Would a Biden administration, come January, roll back some of Trump’s nuke modernization plans?
The Democrats, in general, seek a safe, secure, and effective nuclear deterrent for the United States and America’s allies at an affordable cost. Although there was a loose bipartisan consensus for the modernization program, there are some components that may be revisited. For example, the ICBM replacement, the ground based strategic deterrent, could be forsook for another life extension of Minuteman III, which may save some cost. I do think certain capabilities, such as the low yield SLBM and the nuclear sea launch cruise missile, could be rolled back. But those are not so much part of the modernization program as particular capabilities that the Trump administration believed filled a “deterrent” gap, which I suspect many in a Biden administration remain unconvinced ever existed
To your mind, have India and Pakistan learnt the wrong lessons about escalation after India’s February 2019 Balakot air strikes and Pakistan’s retaliatory action?
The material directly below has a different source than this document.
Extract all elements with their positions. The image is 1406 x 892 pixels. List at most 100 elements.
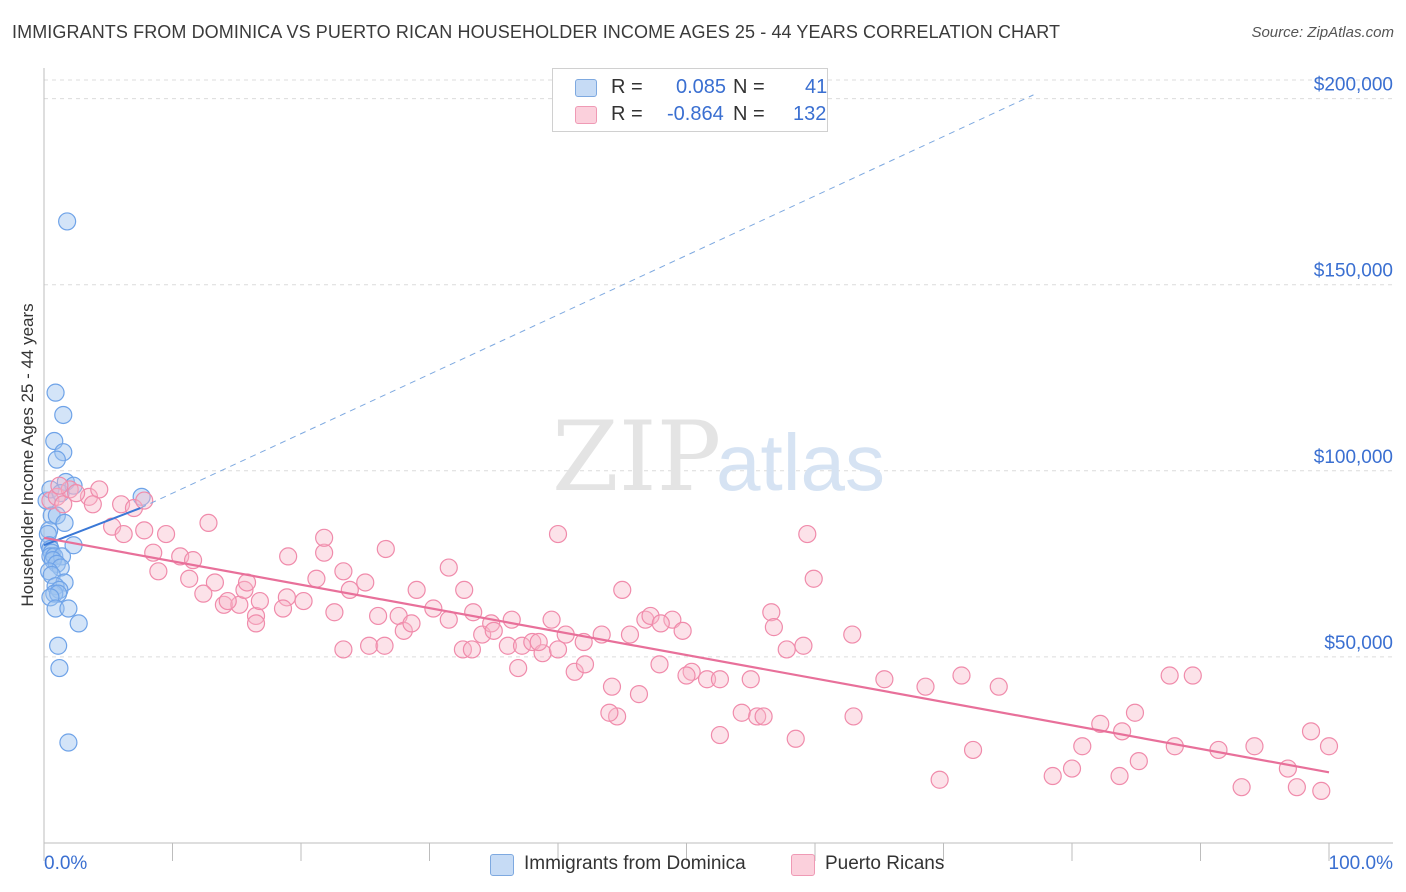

I hesitate to judge what lessons either side may have privately taken away from Balakot, but at least publicly both sides seem to underestimate the role that pure luck played in keeping the crisis from further escalating. I think, for example, that if Indian fighter pilot Abhinandan Varthaman had been killed when his MiG-21 was shot down, or if he had died in Pakistani custody, or if there was a delay in his return and Prime Minister Narendra Modi carried out an alleged surface-to-surface missile strike, the crisis could have quickly escalated as domestic political pressure to hit back boiled over. Even in this case, where neither state wanted a broader war, both sides do seem to underestimate the risk that they came very close to stumbling into one. In general, India’s frustration with Pakistan’s continued use of terror against the Indian homeland is leading it to see how far it can “push the line” against another nuclear weapons power. That frustration is understandable, but it does not mean that pushing the line is risk-free.
I am disappointed you did not ask me about my hobby horse: the sanctity of India’s No First Use (NFU) declaration! At this point, no one believes the absoluteness of India’s NFU declaration — though it sort of remains official doctrine — including, most importantly, India’s government itself.